Physics Colloquium: Ryan McGorty (University of San Diego)

 

 

Abstract: The transport of large biomacromolecules, like DNA, is strongly influenced by how crowded the cellular environment is. Crowding not only hinders transport but also may compact, elongate or in other ways vary the conformation of large macromolecules. To better understand the effects of crowding within cells, we look at DNA diffusing within well-characterized in vitro networks of actin filaments and microtubules. Building a complete picture of how large DNA molecules move through such environments requires that we observe the conformational dynamics of single-molecules and that we observe ensemble dynamics over length scales large compared to the network mesh size. In this talk, I will describe a recently developed platform allowing for such measurements. We use single-molecule imaging and tracking to observe the conformational changes of DNA in varied environments. Complementing such data are measurements using light-sheet microscopy and dynamic differential microscopy that provide ensemble dynamics—similar to data dynamic light scattering can provide—over much larger length and timescales. Much of this talk will be devoted to how differential dynamic microscopy can be used and our recent extensions of that method.

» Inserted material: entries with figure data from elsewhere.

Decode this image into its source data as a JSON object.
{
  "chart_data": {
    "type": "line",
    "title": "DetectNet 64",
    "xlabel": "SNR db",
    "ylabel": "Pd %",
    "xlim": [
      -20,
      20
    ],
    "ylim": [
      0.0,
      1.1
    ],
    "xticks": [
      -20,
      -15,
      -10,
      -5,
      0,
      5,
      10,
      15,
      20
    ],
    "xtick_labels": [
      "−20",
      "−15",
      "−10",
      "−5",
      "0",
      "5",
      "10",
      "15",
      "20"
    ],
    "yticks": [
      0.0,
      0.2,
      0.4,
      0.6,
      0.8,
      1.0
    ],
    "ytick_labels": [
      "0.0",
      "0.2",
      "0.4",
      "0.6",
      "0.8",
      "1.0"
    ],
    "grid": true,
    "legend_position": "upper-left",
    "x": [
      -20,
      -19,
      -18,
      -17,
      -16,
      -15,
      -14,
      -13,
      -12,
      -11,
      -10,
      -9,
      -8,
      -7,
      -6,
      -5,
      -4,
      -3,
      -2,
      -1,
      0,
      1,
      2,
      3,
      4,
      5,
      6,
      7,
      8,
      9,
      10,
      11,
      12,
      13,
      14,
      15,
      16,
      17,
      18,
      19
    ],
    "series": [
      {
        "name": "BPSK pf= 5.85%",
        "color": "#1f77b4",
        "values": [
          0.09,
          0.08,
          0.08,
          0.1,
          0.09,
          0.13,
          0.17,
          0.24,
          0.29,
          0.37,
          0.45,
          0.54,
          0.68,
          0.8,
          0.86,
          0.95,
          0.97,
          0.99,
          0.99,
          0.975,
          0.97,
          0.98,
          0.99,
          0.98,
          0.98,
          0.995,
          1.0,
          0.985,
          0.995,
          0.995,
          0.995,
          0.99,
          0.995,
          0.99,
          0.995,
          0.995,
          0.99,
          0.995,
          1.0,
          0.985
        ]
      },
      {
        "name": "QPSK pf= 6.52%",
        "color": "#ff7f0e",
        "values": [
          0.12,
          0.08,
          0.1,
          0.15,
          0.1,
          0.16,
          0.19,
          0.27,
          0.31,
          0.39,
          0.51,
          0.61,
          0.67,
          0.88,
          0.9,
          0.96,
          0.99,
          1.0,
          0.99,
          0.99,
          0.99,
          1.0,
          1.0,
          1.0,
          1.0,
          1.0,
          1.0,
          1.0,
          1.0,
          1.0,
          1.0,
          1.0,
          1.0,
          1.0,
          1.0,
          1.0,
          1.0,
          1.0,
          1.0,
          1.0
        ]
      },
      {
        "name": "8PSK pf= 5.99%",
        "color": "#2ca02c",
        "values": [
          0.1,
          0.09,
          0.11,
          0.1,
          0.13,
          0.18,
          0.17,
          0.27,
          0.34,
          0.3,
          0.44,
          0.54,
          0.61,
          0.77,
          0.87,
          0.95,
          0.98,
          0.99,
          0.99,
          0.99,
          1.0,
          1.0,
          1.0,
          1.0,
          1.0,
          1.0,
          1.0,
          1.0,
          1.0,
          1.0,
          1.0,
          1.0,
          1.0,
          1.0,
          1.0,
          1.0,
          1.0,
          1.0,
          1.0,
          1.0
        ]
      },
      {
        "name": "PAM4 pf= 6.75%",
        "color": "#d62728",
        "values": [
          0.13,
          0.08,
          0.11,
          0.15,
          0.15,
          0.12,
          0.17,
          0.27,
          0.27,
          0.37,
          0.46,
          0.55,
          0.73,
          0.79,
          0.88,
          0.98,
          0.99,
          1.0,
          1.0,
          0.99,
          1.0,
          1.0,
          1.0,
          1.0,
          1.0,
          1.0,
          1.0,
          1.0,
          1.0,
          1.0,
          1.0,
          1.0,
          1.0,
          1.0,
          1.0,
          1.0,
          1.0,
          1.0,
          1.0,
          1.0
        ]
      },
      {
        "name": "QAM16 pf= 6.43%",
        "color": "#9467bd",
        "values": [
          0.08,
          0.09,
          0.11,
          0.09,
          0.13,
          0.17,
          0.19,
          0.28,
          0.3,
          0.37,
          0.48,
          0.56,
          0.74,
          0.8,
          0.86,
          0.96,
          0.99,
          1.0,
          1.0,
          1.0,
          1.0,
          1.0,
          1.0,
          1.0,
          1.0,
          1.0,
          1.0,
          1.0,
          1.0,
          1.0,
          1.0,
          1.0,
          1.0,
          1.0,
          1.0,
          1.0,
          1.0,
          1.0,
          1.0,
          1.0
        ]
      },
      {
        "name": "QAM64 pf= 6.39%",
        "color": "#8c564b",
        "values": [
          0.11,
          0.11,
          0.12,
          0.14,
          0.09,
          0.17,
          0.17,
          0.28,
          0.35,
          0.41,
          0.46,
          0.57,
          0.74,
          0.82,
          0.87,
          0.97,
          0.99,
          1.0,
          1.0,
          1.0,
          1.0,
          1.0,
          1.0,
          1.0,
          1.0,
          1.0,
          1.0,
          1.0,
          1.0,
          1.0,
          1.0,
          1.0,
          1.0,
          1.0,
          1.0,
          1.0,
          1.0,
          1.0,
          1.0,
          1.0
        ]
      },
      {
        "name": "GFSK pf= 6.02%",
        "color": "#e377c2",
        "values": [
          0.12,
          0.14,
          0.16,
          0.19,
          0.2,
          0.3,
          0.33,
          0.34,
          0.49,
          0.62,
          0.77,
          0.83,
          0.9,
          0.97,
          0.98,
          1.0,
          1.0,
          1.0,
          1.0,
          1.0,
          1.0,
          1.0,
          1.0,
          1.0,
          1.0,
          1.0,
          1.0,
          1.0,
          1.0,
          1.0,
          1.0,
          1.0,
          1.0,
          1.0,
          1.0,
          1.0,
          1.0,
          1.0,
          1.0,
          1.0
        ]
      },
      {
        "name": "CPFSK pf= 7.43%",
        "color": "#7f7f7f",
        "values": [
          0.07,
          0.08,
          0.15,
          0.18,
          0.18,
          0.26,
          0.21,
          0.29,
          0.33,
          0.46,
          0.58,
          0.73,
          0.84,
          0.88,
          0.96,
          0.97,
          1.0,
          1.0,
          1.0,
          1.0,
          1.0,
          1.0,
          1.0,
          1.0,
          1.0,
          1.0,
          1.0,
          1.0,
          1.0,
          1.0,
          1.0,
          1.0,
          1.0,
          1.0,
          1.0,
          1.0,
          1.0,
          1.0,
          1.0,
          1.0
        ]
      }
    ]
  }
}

After discussing how differential dynamic microscopy has been used to investigate DNA dynamics, I will discuss how we are using similar microscopy methods to study capillary waves in colloidal fluids.
 

Bio: Ryan McGorty received his bachelor’s degree in physics from the University of Massachusetts, Amherst, and his Ph.D. from Harvard University in 2011, advised by Professor Vinny Manoharan. His graduate work focused on digital holographic microscopy and the dynamics of colloidal particles at liquid interfaces. He worked as a postdoc at the University of California, San Francisco in the lab of Professor Bo Huang on super-resolution microscopy techniques and on light-sheet microscopy. Since 2015, he has been an Assistant Professor in the Department of Physics and Biophysics at the University of San Diego. His lab focuses on soft materials, particularly colloidal systems, and on developing novel microscopy techniques.